Defunct campus of Zhejiang University

Hubin Campus (Traditional Chinese: 湖濱校區, Simplified Chinese: 湖滨校区) was an urban campus of the Zhejiang University. It was the campus of Zhejiang Medical University before it was merged into Zhejiang University in 1998.

==Buildings==

The Main Teaching Building of the campus, as one of the tallest buildings in Hangzhou, was a landmark around the West Lake before being demolished. The campus also owned clinic departments and a hospital of 2960 beds. It was one of the centers for the medical training and research in Zhejiang Province. It had one State Key Laboratory, directed directly by the Ministry of Health, PRC; one State Key Laboratory directed by the State Pharmaceutical Administration Bureau, PRC; and three Zhejiang Provincial Key Laboratories.

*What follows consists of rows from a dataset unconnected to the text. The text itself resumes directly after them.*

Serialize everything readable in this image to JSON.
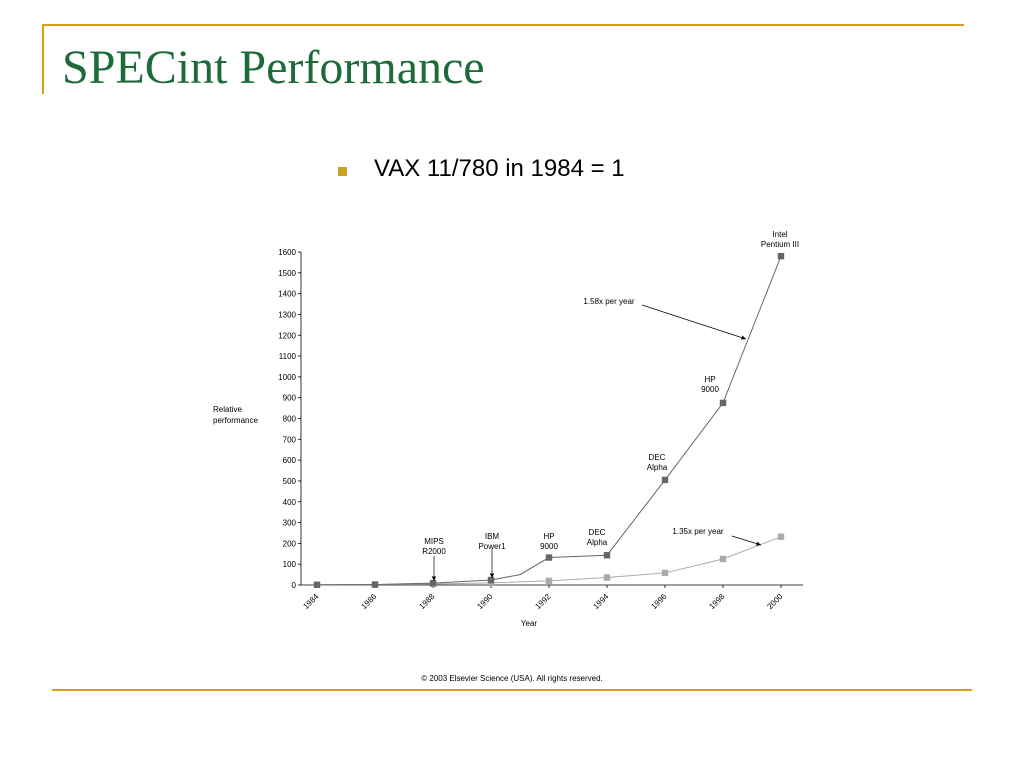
{
  "slide": {
    "title": "SPECint Performance",
    "bullet": "VAX 11/780 in 1984 = 1",
    "copyright": "© 2003 Elsevier Science (USA). All rights reserved."
  },
  "colors": {
    "title": "#1e6b3a",
    "accent": "#d4a017",
    "series_dark": "#666666",
    "series_light": "#aaaaaa"
  },
  "chart_data": {
    "type": "line",
    "ylabel": "Relative\nperformance",
    "xlabel": "Year",
    "xlim": [
      1984,
      2000
    ],
    "ylim": [
      0,
      1600
    ],
    "yticks": [
      0,
      100,
      200,
      300,
      400,
      500,
      600,
      700,
      800,
      900,
      1000,
      1100,
      1200,
      1300,
      1400,
      1500,
      1600
    ],
    "xticks": [
      1984,
      1986,
      1988,
      1990,
      1992,
      1994,
      1996,
      1998,
      2000
    ],
    "grid": false,
    "series": [
      {
        "color": "#666666",
        "points": [
          {
            "x": 1984,
            "y": 1,
            "marker": true
          },
          {
            "x": 1986,
            "y": 2,
            "marker": true
          },
          {
            "x": 1988,
            "y": 9,
            "marker": true
          },
          {
            "x": 1990,
            "y": 24,
            "marker": true
          },
          {
            "x": 1991,
            "y": 50,
            "marker": false
          },
          {
            "x": 1992,
            "y": 132,
            "marker": true
          },
          {
            "x": 1994,
            "y": 143,
            "marker": true
          },
          {
            "x": 1996,
            "y": 505,
            "marker": true
          },
          {
            "x": 1998,
            "y": 875,
            "marker": true
          },
          {
            "x": 2000,
            "y": 1580,
            "marker": true
          }
        ]
      },
      {
        "color": "#aaaaaa",
        "points": [
          {
            "x": 1984,
            "y": 1,
            "marker": true
          },
          {
            "x": 1986,
            "y": 2,
            "marker": true
          },
          {
            "x": 1988,
            "y": 5,
            "marker": true
          },
          {
            "x": 1990,
            "y": 10,
            "marker": true
          },
          {
            "x": 1992,
            "y": 20,
            "marker": true
          },
          {
            "x": 1994,
            "y": 36,
            "marker": true
          },
          {
            "x": 1996,
            "y": 58,
            "marker": true
          },
          {
            "x": 1998,
            "y": 125,
            "marker": true
          },
          {
            "x": 2000,
            "y": 232,
            "marker": true
          }
        ]
      }
    ],
    "annotations": [
      {
        "lines": [
          "MIPS",
          "R2000"
        ],
        "x": 1988,
        "y": 9
      },
      {
        "lines": [
          "IBM",
          "Power1"
        ],
        "x": 1990,
        "y": 24
      },
      {
        "lines": [
          "HP",
          "9000"
        ],
        "x": 1992,
        "y": 132
      },
      {
        "lines": [
          "DEC",
          "Alpha"
        ],
        "x": 1993.7,
        "y": 143
      },
      {
        "lines": [
          "DEC",
          "Alpha"
        ],
        "x": 1995.7,
        "y": 505
      },
      {
        "lines": [
          "HP",
          "9000"
        ],
        "x": 1997.6,
        "y": 875
      },
      {
        "lines": [
          "Intel",
          "Pentium III"
        ],
        "x": 2000,
        "y": 1580
      },
      {
        "lines": [
          "1.58x per year"
        ],
        "x": 1999.3,
        "y": 1175
      },
      {
        "lines": [
          "1.35x per year"
        ],
        "x": 1999.5,
        "y": 195
      }
    ]
  }
}
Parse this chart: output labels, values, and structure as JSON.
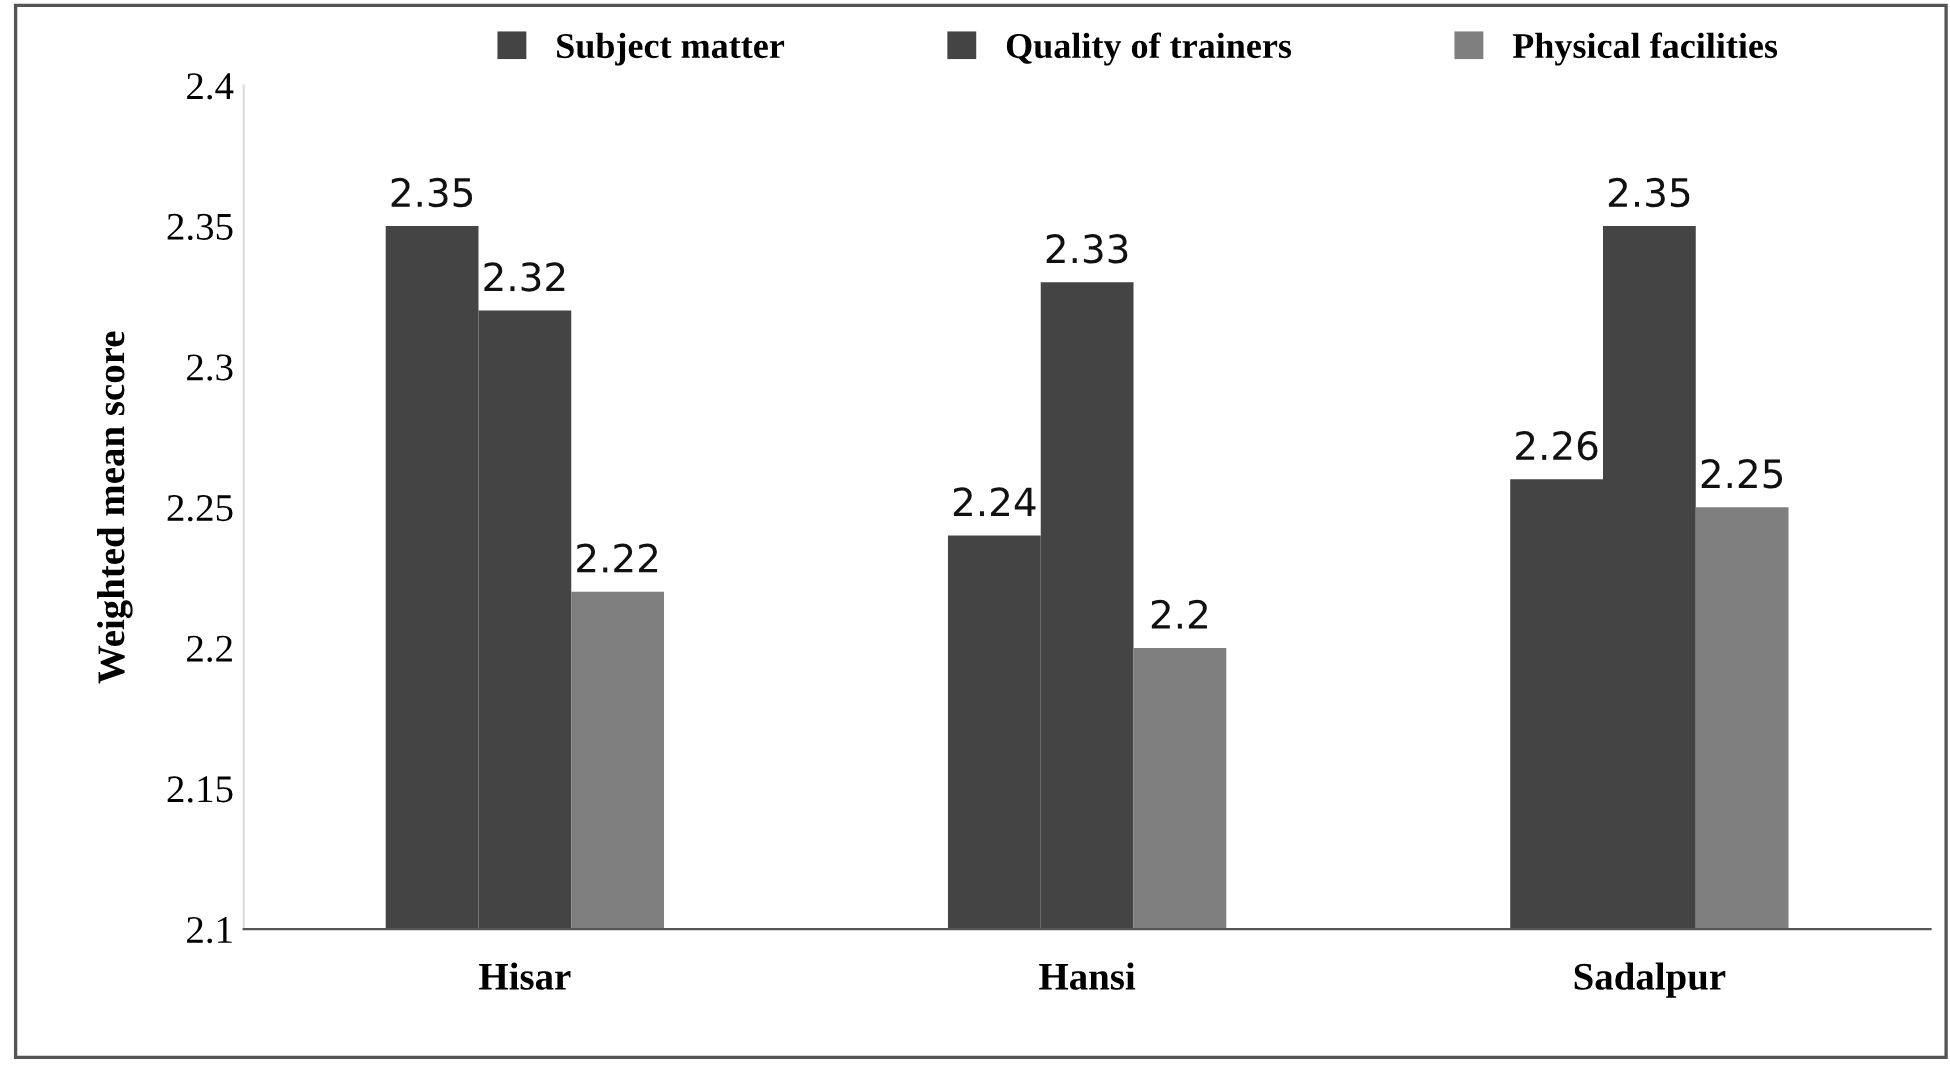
{
  "chart_data": {
    "type": "bar",
    "ylabel": "Weighted mean score",
    "categories": [
      "Hisar",
      "Hansi",
      "Sadalpur"
    ],
    "series": [
      {
        "name": "Subject matter",
        "color": "#444444",
        "values": [
          2.35,
          2.24,
          2.26
        ]
      },
      {
        "name": "Quality of trainers",
        "color": "#444444",
        "values": [
          2.32,
          2.33,
          2.35
        ]
      },
      {
        "name": "Physical facilities",
        "color": "#7f7f7f",
        "values": [
          2.22,
          2.2,
          2.25
        ]
      }
    ],
    "ylim": [
      2.1,
      2.4
    ],
    "yticks": [
      2.1,
      2.15,
      2.2,
      2.25,
      2.3,
      2.35,
      2.4
    ],
    "data_labels": true,
    "grid": false,
    "legend": "top"
  }
}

It had a library of half million collection, specialized on medical and pharmaceutical sciences.

== Redevelopment ==
According to the Hangzhou civic plan, the campus was sold to the Hong Kong–based Shangri-La Hotels and Resorts (Robert Kuok, 郭鶴年/郭鹤年) at a price of 2.46 billion Chinese Yuan. The teaching buildings were torn down by explosions. The land of the campus was planned to build a luxurious hotel.